Brent Simmons recently wrote some remarks on algorithms picking the content you might be interested in reading from among all the content you’re subscribed to.
Facebook’s timeline algorithm has received a lot of heat in the last few months after it was revealed that the timeline was essentially a part of an experiment and users following the default “Top stories” timeline were the test subjects.
When thinking about how my feed reader should help me sift through subscribed content, I thought it would be best if it did that automatically, by determining what kind a particular feed I’m subscribing to is. Does it produce several stories/headlines a day? Or perhaps it contains mostly long form that’s published once a day at maximum? Perhaps it’s an aggregation service like Reddit or Hacker News for the times when I feel like reading random articles that may not exactly line up with my main interests.
In order to determine whether a feed is mostly an aggregation service, it’s not enough to just check the
URLs, because most feeds are pushed through third party feed proxy services that replace original post
URLs with their own. So unfortunately the device (most likely on a 3G connection) has to go through all of them and resolve them into final
HEAD requests), so they can be used to evaluate how often does the feed direct to other peoples’ content. Gruber’s blog is one example that often does, on the other hand Reddit has their “self.*” posts that don’t. In current setup, 90% of posts linking to external content classify a feed as a Link Blog.
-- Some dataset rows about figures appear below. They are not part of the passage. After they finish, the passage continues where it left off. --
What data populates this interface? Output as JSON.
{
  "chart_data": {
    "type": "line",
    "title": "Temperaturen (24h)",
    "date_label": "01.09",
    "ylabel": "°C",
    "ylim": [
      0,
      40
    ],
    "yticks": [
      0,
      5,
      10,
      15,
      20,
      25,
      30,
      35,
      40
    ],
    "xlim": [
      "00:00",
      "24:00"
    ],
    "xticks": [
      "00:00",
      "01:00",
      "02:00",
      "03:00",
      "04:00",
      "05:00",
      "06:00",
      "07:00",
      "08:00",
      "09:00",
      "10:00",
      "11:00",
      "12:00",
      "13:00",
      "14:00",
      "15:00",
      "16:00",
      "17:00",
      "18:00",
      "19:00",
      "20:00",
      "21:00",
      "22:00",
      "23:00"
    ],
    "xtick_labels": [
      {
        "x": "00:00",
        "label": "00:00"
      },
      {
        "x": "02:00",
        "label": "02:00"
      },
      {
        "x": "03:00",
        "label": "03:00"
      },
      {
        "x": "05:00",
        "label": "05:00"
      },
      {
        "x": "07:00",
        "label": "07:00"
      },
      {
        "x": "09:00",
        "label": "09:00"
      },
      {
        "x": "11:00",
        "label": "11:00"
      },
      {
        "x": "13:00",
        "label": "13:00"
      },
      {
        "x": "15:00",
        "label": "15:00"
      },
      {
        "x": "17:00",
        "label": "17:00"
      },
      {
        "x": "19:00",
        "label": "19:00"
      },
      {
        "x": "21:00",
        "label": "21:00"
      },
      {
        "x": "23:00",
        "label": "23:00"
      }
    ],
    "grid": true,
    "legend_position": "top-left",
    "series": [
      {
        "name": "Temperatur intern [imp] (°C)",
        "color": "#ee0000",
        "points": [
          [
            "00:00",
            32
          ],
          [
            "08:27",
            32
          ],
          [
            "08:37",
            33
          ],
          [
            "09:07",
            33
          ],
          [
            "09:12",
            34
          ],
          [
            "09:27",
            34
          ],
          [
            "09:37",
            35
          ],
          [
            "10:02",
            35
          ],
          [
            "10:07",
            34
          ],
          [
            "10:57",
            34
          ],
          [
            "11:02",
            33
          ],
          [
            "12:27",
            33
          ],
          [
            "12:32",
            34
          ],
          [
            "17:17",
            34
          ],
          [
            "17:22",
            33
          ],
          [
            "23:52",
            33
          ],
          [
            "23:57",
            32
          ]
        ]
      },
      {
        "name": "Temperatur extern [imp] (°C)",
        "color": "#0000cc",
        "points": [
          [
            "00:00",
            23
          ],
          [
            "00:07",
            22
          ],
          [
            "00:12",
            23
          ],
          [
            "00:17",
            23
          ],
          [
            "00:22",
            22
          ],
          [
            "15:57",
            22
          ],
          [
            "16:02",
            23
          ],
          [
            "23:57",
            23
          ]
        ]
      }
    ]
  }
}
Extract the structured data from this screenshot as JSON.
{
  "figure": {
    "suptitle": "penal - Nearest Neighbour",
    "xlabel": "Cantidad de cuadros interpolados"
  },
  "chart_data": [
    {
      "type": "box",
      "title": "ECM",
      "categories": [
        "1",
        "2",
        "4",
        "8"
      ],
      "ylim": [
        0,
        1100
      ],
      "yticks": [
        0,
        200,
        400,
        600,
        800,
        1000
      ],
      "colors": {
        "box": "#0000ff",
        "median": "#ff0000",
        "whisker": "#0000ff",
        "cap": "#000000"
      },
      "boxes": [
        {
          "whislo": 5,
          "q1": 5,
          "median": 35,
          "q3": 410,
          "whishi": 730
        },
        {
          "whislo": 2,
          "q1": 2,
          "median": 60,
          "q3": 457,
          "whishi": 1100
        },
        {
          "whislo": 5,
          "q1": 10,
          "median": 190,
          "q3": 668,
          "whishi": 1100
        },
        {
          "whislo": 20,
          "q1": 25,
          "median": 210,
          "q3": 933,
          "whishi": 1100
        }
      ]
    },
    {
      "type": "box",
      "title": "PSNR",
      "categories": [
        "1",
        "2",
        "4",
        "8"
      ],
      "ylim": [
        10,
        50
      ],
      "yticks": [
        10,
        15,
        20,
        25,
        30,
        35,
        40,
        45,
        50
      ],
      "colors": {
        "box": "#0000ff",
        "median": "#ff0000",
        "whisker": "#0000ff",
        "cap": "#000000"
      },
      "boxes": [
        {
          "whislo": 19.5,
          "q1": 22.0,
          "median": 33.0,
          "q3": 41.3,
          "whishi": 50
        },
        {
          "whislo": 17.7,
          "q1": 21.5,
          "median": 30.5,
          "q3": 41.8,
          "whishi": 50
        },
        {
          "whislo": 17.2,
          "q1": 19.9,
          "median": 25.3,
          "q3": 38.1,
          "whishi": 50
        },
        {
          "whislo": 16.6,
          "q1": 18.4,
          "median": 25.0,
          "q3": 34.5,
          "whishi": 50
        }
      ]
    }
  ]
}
Post frequency classification seems easier on the device though. Through a series of experiments I determined a point where in my test feed group, the feeds classified as Trickle presented good content to read every day without overburdening me. But where is that point for other users? I guess I need to enable customization of the Tricke/Firehose point in one of the coming versions.
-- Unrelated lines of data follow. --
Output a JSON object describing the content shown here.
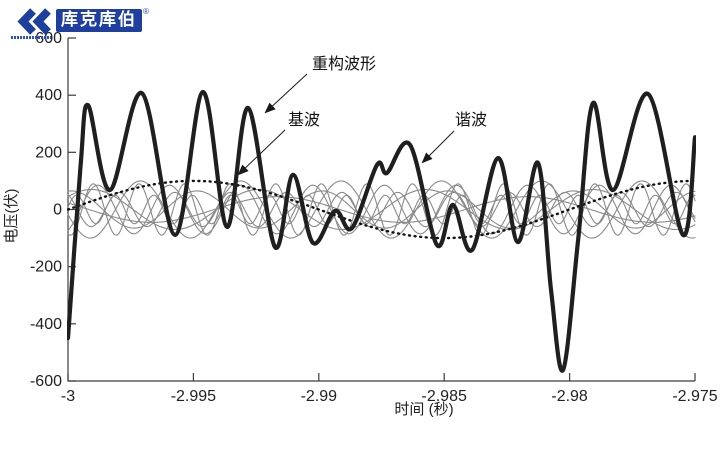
{
  "logo": {
    "brand": "库克库伯",
    "registered": "®"
  },
  "chart_data": {
    "type": "line",
    "title": "",
    "xlabel": "时间 (秒)",
    "ylabel": "电压(伏)",
    "xlim": [
      -3,
      -2.975
    ],
    "ylim": [
      -600,
      600
    ],
    "grid": false,
    "x_tick_labels": [
      "-3",
      "-2.995",
      "-2.99",
      "-2.985",
      "-2.98",
      "-2.975"
    ],
    "y_tick_labels": [
      "600",
      "400",
      "200",
      "0",
      "-200",
      "-400",
      "-600"
    ],
    "annotations": [
      {
        "label": "重构波形",
        "points_to": "thick reconstructed waveform"
      },
      {
        "label": "基波",
        "points_to": "dotted fundamental wave"
      },
      {
        "label": "谐波",
        "points_to": "thin gray harmonic waves"
      }
    ],
    "series": [
      {
        "name": "重构波形",
        "role": "reconstructed-waveform",
        "style": "thick-solid",
        "color": "#1f1f1f",
        "points": [
          [
            -3.0,
            -450
          ],
          [
            -2.9995,
            150
          ],
          [
            -2.9992,
            365
          ],
          [
            -2.99833,
            68
          ],
          [
            -2.99705,
            407
          ],
          [
            -2.99573,
            -89
          ],
          [
            -2.99462,
            411
          ],
          [
            -2.99366,
            -61
          ],
          [
            -2.99282,
            355
          ],
          [
            -2.99175,
            -131
          ],
          [
            -2.99103,
            121
          ],
          [
            -2.99023,
            -117
          ],
          [
            -2.98935,
            -5
          ],
          [
            -2.98868,
            -65
          ],
          [
            -2.98768,
            156
          ],
          [
            -2.98728,
            128
          ],
          [
            -2.98636,
            226
          ],
          [
            -2.98529,
            -124
          ],
          [
            -2.98465,
            16
          ],
          [
            -2.98389,
            -142
          ],
          [
            -2.98285,
            180
          ],
          [
            -2.98206,
            -114
          ],
          [
            -2.98126,
            163
          ],
          [
            -2.98074,
            -281
          ],
          [
            -2.98026,
            -561
          ],
          [
            -2.97966,
            -107
          ],
          [
            -2.97907,
            372
          ],
          [
            -2.97827,
            68
          ],
          [
            -2.97687,
            404
          ],
          [
            -2.97548,
            -89
          ],
          [
            -2.975,
            253
          ]
        ]
      },
      {
        "name": "基波",
        "role": "fundamental",
        "style": "dotted",
        "color": "#111111",
        "model": {
          "type": "sine",
          "amplitude_v": 100,
          "frequency_hz": 50,
          "phase_deg": 0
        }
      },
      {
        "name": "谐波",
        "role": "harmonics",
        "style": "thin-solid",
        "color": "#8a8a8a",
        "components": [
          {
            "frequency_hz": 100,
            "amplitude_v": 45,
            "phase_deg": 150
          },
          {
            "frequency_hz": 150,
            "amplitude_v": 70,
            "phase_deg": 40
          },
          {
            "frequency_hz": 200,
            "amplitude_v": 65,
            "phase_deg": 80
          },
          {
            "frequency_hz": 250,
            "amplitude_v": 100,
            "phase_deg": 190
          },
          {
            "frequency_hz": 350,
            "amplitude_v": 85,
            "phase_deg": 300
          },
          {
            "frequency_hz": 450,
            "amplitude_v": 60,
            "phase_deg": 120
          },
          {
            "frequency_hz": 550,
            "amplitude_v": 90,
            "phase_deg": 250
          },
          {
            "frequency_hz": 650,
            "amplitude_v": 50,
            "phase_deg": 10
          }
        ]
      }
    ]
  }
}
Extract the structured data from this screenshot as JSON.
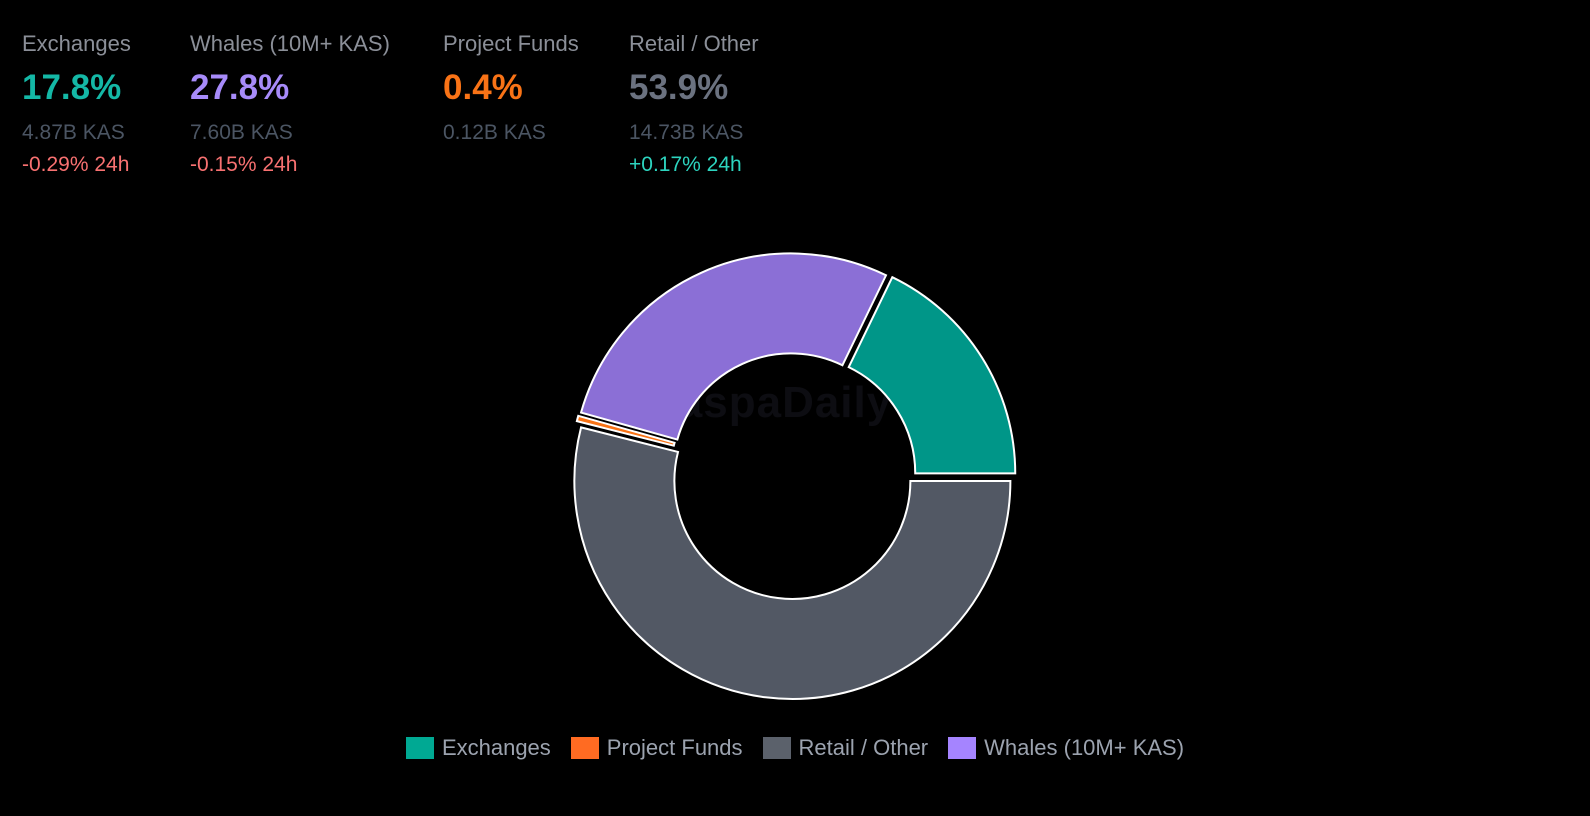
{
  "stats": [
    {
      "label": "Exchanges",
      "pct": "17.8%",
      "amount": "4.87B KAS",
      "change": "-0.29% 24h",
      "color": "#14b8a6",
      "change_color": "#f87171"
    },
    {
      "label": "Whales (10M+ KAS)",
      "pct": "27.8%",
      "amount": "7.60B KAS",
      "change": "-0.15% 24h",
      "color": "#a78bfa",
      "change_color": "#f87171"
    },
    {
      "label": "Project Funds",
      "pct": "0.4%",
      "amount": "0.12B KAS",
      "change": "",
      "color": "#f97316",
      "change_color": "#f87171"
    },
    {
      "label": "Retail / Other",
      "pct": "53.9%",
      "amount": "14.73B KAS",
      "change": "+0.17% 24h",
      "color": "#6b7280",
      "change_color": "#2dd4bf"
    }
  ],
  "watermark": "KaspaDaily",
  "chart_data": {
    "type": "pie",
    "variant": "donut",
    "categories": [
      "Exchanges",
      "Project Funds",
      "Retail / Other",
      "Whales (10M+ KAS)"
    ],
    "values": [
      17.8,
      0.4,
      53.9,
      27.8
    ],
    "colors": [
      "#009688",
      "#f97316",
      "#525864",
      "#8b6fd6"
    ],
    "legend_colors": [
      "#00a993",
      "#ff6b22",
      "#5b616b",
      "#a584ff"
    ],
    "legend": [
      "Exchanges",
      "Project Funds",
      "Retail / Other",
      "Whales (10M+ KAS)"
    ],
    "legend_position": "bottom",
    "title": ""
  }
}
I thought of adding “long form” to classification, but it only works for feeds that include full post content. Many don’t, because most often RSS feeds are a way to lure the reader onto the site in order to be able to sell eyeballs to advertisers. Some that do, generate income through sponsored posts that appear in the feed, so they have no problem opening up all content to it as well. This issue alone makes me want to add more customizability to the app in the form of lists set up by the user (like Twitter lists, essentially), that contain manually picked feeds. I know I probably need a few of those, since although Slashdot, Giga OM and Boing Boing are classified as Firehoses currently, it’d be nice not to have to go through the flood of other stories in order to read interesting content from those. It’s amazing, by the way, how when subscribed to several similar news sites, one can see an echo chamber form, with some stories breaking in all those news outlets in space of just a few minutes!
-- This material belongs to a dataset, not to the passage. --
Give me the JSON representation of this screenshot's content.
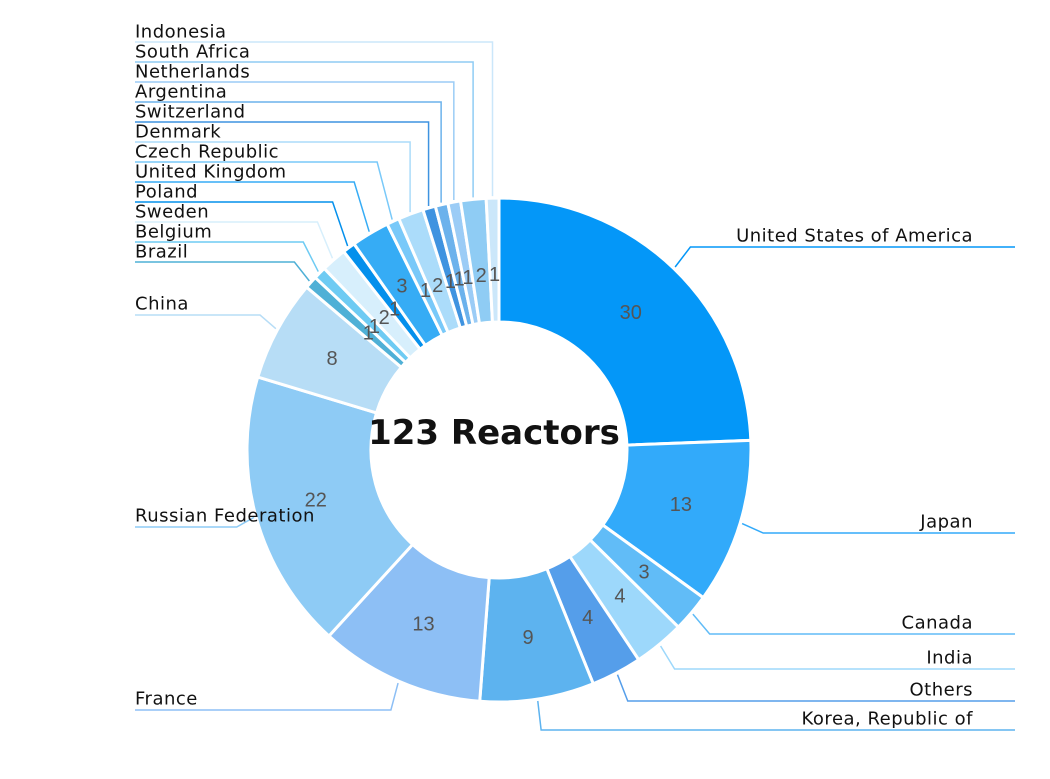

For now, I’m weighing my options, what makes most sense. Giving users full customization of the categories in the app did go through my mind several times. In this case those available in current versions would be the initial set, since they are a good presentation of app’s main strengths.
In related news, 1.1 of Headlines is waiting for a review, with support for big-ass iPhones and OPML import, along with other minor tweaks. Fingers crossed!